Not because of her undoubted sex appeal, but because it’s to ’Ndrangheta’s advantage to have more than one source of supply. And the European market, especially for cocaine, is rapidly expanding. Most of the heroin still comes in from Afghanistan and Pakistan via Turkey, the marijuana from North Africa via Morocco, but the CDG’s cocaine monopoly could be pried open. And if she can buy at $5,500 and sell at $55,000, well, do the math.

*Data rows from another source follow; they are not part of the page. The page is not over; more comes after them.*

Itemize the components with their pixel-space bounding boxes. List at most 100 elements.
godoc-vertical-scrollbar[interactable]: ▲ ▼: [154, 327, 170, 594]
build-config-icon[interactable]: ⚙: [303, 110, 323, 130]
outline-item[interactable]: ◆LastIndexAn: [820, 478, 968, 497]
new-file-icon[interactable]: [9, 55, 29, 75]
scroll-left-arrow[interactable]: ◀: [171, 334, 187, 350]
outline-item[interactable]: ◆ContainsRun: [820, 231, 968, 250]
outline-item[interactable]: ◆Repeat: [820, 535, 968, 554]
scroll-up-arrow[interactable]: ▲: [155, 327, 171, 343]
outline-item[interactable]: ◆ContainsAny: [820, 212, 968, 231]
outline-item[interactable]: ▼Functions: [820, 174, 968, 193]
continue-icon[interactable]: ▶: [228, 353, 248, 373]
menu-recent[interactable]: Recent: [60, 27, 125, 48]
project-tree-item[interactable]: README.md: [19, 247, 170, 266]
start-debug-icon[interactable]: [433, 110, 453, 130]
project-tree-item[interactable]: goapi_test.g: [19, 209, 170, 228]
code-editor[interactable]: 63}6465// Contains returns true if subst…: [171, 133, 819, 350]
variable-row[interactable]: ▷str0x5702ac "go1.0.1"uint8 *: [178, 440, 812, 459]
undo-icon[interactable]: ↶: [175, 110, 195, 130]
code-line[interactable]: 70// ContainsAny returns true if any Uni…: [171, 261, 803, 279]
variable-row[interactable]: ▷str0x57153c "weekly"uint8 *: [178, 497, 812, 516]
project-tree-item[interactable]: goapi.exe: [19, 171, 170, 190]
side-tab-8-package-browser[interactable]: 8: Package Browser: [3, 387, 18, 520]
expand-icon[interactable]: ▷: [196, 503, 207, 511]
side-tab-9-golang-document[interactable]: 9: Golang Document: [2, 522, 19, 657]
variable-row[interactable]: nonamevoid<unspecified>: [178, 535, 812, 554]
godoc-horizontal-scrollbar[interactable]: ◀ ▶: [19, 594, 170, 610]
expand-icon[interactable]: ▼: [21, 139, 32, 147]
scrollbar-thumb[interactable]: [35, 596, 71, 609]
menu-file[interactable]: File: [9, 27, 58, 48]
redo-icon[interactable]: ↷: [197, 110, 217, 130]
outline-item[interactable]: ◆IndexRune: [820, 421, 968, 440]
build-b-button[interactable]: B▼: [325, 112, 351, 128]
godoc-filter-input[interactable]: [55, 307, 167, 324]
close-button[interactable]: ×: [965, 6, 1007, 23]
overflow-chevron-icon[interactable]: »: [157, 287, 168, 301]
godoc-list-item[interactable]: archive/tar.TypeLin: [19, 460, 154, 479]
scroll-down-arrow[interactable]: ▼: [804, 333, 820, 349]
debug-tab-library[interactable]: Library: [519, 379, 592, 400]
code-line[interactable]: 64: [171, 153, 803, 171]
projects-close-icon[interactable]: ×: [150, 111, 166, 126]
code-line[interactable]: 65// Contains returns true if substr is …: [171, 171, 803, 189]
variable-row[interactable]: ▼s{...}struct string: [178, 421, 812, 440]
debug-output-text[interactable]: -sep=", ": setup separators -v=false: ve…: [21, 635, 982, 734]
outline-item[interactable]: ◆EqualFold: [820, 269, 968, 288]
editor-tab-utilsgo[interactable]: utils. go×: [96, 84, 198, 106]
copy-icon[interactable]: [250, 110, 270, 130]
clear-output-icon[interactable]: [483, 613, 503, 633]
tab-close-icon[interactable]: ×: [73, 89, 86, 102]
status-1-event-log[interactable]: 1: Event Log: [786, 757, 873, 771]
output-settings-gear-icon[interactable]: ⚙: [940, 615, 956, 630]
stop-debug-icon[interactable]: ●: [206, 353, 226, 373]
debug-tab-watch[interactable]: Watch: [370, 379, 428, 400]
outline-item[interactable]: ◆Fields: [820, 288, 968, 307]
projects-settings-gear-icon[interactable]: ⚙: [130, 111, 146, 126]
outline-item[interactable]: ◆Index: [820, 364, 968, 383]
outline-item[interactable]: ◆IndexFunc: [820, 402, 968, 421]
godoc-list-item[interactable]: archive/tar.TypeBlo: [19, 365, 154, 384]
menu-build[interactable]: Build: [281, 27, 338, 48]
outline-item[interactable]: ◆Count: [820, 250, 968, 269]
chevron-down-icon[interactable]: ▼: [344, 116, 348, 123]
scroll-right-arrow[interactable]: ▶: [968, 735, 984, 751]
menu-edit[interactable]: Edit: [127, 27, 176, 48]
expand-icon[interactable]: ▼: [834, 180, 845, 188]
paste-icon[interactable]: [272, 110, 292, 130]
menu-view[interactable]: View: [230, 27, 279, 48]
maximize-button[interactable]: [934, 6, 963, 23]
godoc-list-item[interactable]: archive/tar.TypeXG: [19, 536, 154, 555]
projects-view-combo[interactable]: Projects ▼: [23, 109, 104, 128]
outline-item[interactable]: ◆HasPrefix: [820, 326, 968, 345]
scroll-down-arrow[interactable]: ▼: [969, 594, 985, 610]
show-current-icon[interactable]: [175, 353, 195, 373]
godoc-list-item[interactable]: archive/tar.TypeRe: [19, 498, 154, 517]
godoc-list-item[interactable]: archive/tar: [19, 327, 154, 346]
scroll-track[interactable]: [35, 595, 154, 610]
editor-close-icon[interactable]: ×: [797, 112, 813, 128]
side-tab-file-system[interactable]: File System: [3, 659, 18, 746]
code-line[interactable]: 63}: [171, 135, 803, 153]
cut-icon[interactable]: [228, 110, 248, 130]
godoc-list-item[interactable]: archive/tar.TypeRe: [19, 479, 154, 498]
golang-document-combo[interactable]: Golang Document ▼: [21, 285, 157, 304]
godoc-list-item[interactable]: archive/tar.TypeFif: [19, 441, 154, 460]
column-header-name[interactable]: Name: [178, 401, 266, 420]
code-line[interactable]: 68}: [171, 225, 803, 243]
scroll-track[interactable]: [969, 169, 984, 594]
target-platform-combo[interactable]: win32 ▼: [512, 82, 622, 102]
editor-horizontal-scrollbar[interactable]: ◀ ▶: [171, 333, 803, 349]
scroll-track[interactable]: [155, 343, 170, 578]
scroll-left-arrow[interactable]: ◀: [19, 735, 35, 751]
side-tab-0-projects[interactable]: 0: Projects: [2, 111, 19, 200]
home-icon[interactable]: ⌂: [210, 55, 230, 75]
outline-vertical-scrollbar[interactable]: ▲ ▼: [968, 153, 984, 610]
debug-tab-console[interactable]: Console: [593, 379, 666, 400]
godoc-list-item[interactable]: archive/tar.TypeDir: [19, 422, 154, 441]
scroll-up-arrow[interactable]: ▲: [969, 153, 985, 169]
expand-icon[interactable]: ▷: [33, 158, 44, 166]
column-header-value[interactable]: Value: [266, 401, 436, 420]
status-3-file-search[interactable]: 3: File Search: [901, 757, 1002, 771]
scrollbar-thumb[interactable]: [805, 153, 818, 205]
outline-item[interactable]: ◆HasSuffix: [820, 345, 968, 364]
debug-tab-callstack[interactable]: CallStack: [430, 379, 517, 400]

Besides, she’d like to see Europe again, through her own eyes instead of as a rapt naïf under Jorge’s tutelage. She could mix in some museums and galleries, and maybe a little shopping, with business. The fact is, she could use a vacation—only now does she understand Adán’s disciplined, busy days back at Puente Grande—the thousand and one details of running a multimillion-dollar enterprise.
La Reina Amante, indeed.
“But if you don’t want in, I’ll do it on my own. Just get the CDG out of my way. By the way, have you knocked up your queen yet?”
“Be nice.”
“I am being nice,” Magda says.
“Not yet.”
“They say that the doggie position—”
“For God’s sake, Magda.”
“I don’t remember this puritanical attitude in Puente Grande,” Magda says. “Let’s fuck—I’ll give you your hundred dollars in trade.”
“In her house?”
“There must be other beds, if you’re squeamish,” Magda says. “Oh, never mind, if you’re going to be such a little househusband about it.”
He grabs her.
That night, Gordo agrees that Adán will have free use of his ports in Matamoros and Reynosa, and introductions to his drug network in Europe.